The second Irish company, Mike, owns Pat and is not tax resident in Ireland (under Irish tax law, a company is tax resident where its central management and control is located, not where it is incorporated). Mike actually collects the royalties in someplace like Bermuda, which has no corporate income tax. Plus, Mike usually charges Pat above-market rates.

A guy walks into a bar. The guy behind him ducks.
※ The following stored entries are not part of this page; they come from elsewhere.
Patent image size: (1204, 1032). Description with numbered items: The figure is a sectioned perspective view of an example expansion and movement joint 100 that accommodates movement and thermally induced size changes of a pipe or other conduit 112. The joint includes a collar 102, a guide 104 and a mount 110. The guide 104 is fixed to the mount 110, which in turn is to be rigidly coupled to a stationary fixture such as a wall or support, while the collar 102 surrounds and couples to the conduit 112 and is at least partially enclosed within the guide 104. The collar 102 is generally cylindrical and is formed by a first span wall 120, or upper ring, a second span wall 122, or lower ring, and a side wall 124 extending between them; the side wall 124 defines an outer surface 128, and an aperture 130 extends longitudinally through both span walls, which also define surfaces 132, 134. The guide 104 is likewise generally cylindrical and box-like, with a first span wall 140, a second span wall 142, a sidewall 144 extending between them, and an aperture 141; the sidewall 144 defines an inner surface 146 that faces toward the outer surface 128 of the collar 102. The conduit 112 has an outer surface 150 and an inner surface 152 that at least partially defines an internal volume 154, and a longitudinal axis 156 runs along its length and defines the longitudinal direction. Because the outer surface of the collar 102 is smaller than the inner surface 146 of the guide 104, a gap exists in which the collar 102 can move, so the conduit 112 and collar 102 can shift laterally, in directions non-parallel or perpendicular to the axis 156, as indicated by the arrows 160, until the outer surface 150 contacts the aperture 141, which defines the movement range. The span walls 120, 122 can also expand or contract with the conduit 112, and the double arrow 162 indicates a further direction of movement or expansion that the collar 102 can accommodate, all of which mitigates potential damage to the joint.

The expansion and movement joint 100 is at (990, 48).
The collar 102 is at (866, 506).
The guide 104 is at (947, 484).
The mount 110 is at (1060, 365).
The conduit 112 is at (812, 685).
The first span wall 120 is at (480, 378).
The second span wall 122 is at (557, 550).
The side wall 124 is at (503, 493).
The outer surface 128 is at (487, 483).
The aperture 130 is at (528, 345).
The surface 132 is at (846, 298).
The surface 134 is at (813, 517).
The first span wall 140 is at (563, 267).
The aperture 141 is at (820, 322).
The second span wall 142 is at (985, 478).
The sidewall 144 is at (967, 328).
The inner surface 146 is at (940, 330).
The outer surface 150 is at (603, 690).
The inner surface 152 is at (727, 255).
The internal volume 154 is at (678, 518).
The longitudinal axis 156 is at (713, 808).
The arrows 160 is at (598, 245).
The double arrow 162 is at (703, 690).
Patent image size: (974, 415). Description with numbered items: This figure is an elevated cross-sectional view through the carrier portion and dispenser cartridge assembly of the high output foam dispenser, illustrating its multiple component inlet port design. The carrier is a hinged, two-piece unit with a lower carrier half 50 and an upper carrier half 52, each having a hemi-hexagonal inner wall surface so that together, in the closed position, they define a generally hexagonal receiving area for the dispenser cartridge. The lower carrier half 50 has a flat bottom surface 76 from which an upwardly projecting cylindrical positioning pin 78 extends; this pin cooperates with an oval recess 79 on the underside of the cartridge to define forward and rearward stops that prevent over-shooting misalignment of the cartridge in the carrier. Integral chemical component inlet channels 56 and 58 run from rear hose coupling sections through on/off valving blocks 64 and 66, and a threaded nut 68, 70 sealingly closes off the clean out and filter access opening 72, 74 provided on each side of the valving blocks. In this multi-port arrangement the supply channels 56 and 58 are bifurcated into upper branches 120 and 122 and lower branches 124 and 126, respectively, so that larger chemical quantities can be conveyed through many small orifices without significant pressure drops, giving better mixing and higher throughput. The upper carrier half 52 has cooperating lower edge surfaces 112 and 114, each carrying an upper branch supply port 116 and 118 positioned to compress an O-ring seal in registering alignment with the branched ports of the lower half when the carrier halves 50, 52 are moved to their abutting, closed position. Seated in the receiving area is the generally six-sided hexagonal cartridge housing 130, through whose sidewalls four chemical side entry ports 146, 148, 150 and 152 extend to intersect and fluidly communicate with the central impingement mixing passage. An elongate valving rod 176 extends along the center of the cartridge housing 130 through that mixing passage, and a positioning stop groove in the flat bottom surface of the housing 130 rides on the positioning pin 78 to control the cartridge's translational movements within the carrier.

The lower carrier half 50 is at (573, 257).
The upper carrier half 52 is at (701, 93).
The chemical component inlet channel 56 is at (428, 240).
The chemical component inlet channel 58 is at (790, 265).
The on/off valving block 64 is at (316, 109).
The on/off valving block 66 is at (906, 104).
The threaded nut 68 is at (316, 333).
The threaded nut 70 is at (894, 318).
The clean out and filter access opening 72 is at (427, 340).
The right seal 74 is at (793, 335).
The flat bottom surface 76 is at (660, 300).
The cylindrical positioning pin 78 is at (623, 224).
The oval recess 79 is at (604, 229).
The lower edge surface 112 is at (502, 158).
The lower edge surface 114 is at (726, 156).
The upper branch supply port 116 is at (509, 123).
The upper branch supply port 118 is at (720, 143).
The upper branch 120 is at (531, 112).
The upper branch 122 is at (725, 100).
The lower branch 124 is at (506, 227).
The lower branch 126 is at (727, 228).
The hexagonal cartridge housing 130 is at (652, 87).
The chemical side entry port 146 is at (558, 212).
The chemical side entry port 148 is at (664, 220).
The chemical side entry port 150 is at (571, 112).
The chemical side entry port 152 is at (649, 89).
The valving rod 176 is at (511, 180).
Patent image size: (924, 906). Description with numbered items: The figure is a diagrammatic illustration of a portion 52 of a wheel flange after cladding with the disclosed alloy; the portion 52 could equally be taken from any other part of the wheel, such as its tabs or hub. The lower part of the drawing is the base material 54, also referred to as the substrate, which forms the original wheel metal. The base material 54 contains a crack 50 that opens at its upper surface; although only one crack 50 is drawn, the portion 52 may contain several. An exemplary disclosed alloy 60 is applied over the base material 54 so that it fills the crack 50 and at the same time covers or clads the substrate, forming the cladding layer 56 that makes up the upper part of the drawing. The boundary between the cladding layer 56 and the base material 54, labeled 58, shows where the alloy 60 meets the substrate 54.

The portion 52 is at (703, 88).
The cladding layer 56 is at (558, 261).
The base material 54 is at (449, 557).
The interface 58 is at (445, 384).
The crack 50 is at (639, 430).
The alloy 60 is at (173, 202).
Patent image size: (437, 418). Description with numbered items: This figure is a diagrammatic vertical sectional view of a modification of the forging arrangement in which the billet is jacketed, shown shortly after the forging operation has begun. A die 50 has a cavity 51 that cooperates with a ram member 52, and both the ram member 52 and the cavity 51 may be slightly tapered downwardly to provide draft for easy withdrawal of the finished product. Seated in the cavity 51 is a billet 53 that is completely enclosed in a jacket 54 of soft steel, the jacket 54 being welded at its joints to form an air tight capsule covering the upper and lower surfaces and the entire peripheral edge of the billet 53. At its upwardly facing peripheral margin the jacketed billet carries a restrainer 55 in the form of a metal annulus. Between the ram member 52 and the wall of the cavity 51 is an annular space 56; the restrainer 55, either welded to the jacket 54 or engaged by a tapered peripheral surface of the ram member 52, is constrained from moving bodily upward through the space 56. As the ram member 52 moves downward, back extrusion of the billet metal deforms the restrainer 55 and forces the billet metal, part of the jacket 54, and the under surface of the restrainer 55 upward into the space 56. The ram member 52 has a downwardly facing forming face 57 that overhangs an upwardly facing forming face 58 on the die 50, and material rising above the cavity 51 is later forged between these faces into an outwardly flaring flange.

This is where “check the box” reenters the picture. If Mike makes an entity classification election for Pat to be “disregarded” by checking the box, the payments between Pat and Mike are ignored for U.S. tax purposes – as if they never existed. Of course, if money is repatriated back to the U.S. it will be taxed. Before being hauled before the U.S. Senate to explain themselves, Apple was lobbying Congress to allow tax free repatriation of overseas funds.

The final item on the lunch buffet is the Dutch Sandwich. Because as you know, without bread, the sandwich falls apart. To avoid Irish withholding tax, a Dutch subsidiary is used because Ireland does not levy withholding on royalty receipts from European Union members. So, the money starts off on the books in the Netherlands, flows through Ireland and then on to Bermuda. A rather nice, virtually tax-free holiday.

There are approximately 1,000 multinationals with operations in Ireland.

A man walks into a bar and orders a drink, then discovers he has to go to the bathroom. To stop anyone stealing his drink he puts a note on it saying, ‘I spat in this beer.’ When he returns he finds another note saying, ‘So did I!’